A Chris continua por cá e parece que se instalou para ficar. A casa estava um caos quando cheguei. Resolveu começar a escrever um guião para um programa de televisão e por isso, diz ela, não tem tido tempo para manter a casa limpa e arrumada. Sonha ser uma mulher famosa e acha que a TV é o veículo apropriado. Eu aceno que sim, que ela faz muito bem em estar entretida, não acreditando que a ideia dela alguma vez seja aprovada. O programa vai chamar-se 'Vomitorium' e é um concurso em que o vencedor é o concorrente que conseguir maior quantidade de vomitado do júri.
Consolam-me as memórias das férias. Passei algum tempo com a Pathricia. Uns dias, poucos. Ela continua a não ser capaz de estar muito tempo no mesmo lugar. E eu a ter cada vez menos vontade de me mover.
Entre qualquer fim e qualquer princípio, entre qualquer prólogo e qualquer epílogo, entre qualquer pensamento e qualquer realização está sempre Pathricia. Conheci-a tarde, demasiado tarde como se costuma dizer. Não por culpa minha ou por culpa dela mas, como se costuma dizer também, por causa das circunstâncias. As circunstâncias. É difícil descrever as circunstâncias em que conheci Pathricia. Por isso o melhor é omiti-las, como ela própria faria por ser mais sensível aos ambientes e à passagem das nuvens do que à aparente fixidez das estrelas.
Se pudesse, assim num pequeno gesto de magia, reeditar as ocasiões em que sem me dar conta disso - sem medir o tempo nem o horário, sem pensar nem quase sentir, sem pesar nem quase respirar - sonhei a perfeição do ser, teria que ser com Pathricia. Foi ela que me revelou o estado inerte de tudo o que não se move; que me levou a perceber o voo como essência do existir e como ocasião da vontade. Com ela tudo está onde já não está; tudo se muda do momento para o momento seguinte, pouco antes de se estar a atingir o lugar do desejo. Em Pathricia todas as fases estão desfasadas, todo o tempo é assíncrono, toda a verdade é opinião, todo o sentido é ilusão.
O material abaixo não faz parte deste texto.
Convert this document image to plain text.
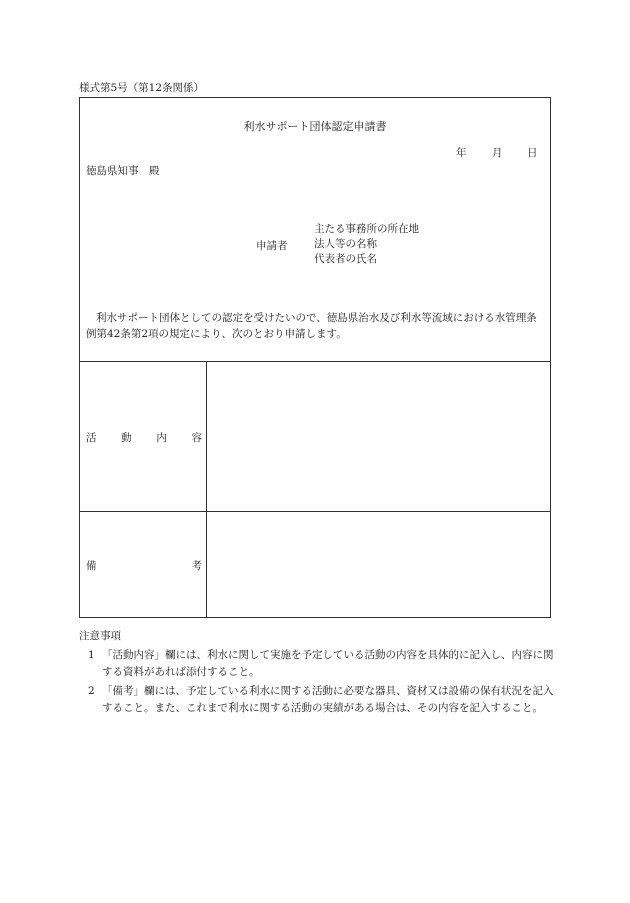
様式第5号（第12条関係）
利水サポート団体認定申請書
年 月 日
徳島県知事　殿
申請者
主たる事務所の所在地
法人等の名称
代表者の氏名
利水サポート団体としての認定を受けたいので、徳島県治水及び利水等流域における水管理条例第42条第2項の規定により、次のとおり申請します。
活 動 内 容
備	考
注意事項
1 「活動内容」欄には、利水に関して実施を予定している活動の内容を具体的に記入し、内容に関する資料があれば添付すること。
2 「備考」欄には、予定している利水に関する活動に必要な器具、資材又は設備の保有状況を記入すること。また、これまで利水に関する活動の実績がある場合は、その内容を記入すること。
Um dia, quando por qualquer razão me conseguir libertar destas pequenas, mínimas, miseráveis ligações que agarram os pés à terra que desconhecem; quando vir em cada pequeno pormenor do percurso um gigantesco emissor de júbilo; quando num curto gesto, ao passar a mão em afago sobre a parede fria sentir um tremor especial de milhares de efervescentes motivos de alegria, estarei apto a acompanhar Pathricia em permanência, na sua feliz deambulação eterna à procura de lugar nenhum.